John: I think we kind of have these two sub sections. We’re very hands on we do trunk shows so we have these real men and women who come in and shop, and like we said they pack as if they’re going from Aspen to Miami to New York to London. These are our people. Overall, we consistently go back to music. Music as a core inspires our choices and how our mood is going in our shows. And it seems as though a lot of musicians and B level gravitate towards our brand.

Scott: I think it comes down to the people we see everyday, honestly. From day one it was like “what are our friends wearing?” That’s how we started it. And that’s also what inspired us because it’s what’s in front of you everyday.

As far as the brand, what is it that you guys would like to explore next?

Scott: Well we would need to bring on investors in order to do any of these types of things but, one would be to hire more employees. Then we can expand into accessories and strengthen our eCommerce, which in the past six months we’ve launched and have been doing well. Home accessories is something we’ve always talked about doing. We’ve always offered blankets and they always sell out. Also, looking at what are smart partnerships are like because we can’t do everything. We’ve been working with FILA recently on our different shoes and have been doing some cool stuff with them. We’re kind of continuing that for fall and seeing what we can do.

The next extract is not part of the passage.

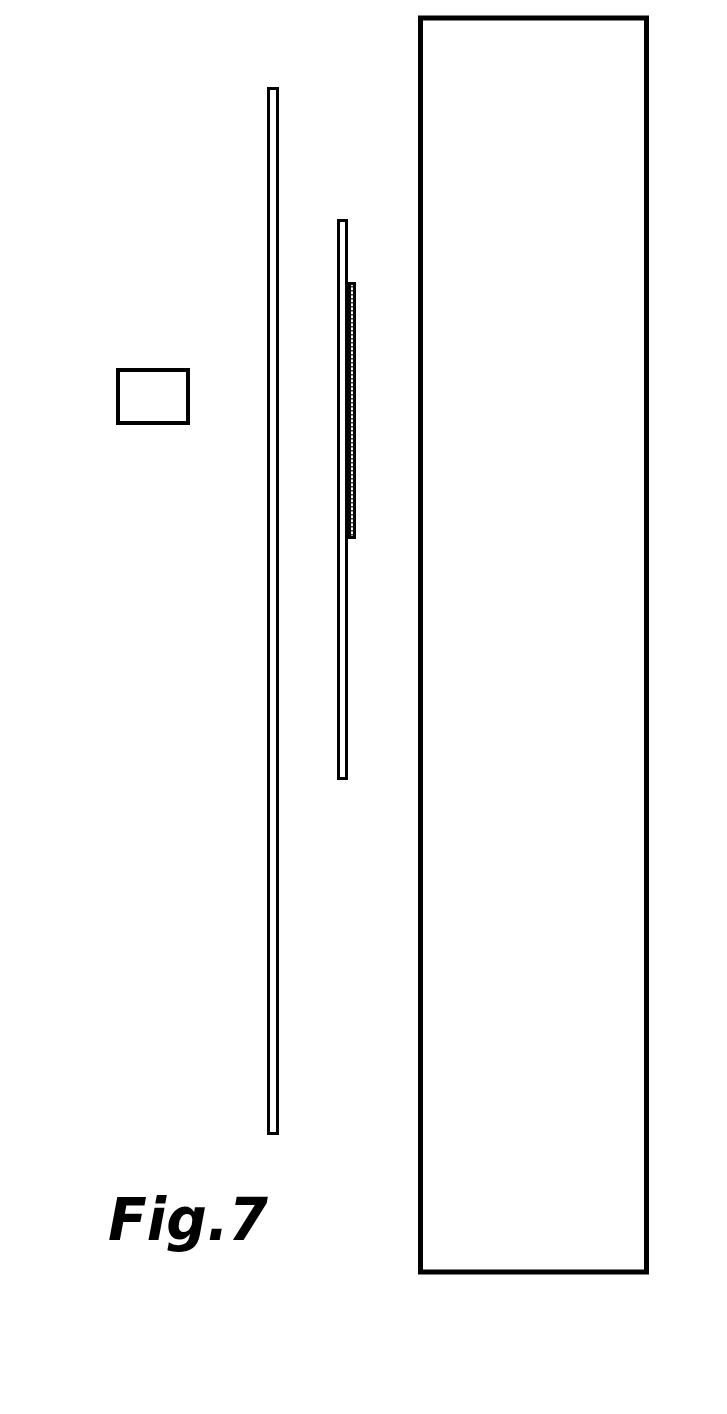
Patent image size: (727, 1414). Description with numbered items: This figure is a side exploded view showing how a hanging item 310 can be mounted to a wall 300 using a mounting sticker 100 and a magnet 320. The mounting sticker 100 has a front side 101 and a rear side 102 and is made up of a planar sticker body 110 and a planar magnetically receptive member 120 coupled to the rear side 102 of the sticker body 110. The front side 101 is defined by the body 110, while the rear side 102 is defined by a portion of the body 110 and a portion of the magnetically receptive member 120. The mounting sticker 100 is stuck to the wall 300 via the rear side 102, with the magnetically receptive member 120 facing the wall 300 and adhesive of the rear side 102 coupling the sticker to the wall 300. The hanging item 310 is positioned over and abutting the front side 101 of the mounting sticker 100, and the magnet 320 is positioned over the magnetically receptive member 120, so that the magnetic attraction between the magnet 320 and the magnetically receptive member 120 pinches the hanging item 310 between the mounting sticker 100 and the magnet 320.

John: I think the next extensions are we know that we need a physical store somewhere and we very much believe our first would be in LA. Continuing this ethos and this idea of building out a lifestyle; that could be the surfboards that come in at one point where there are ten limited edition surfboards. Down to the more core things like beauty and fragrance and candles, you know. But we definitely need that environment to showcase our brand and image.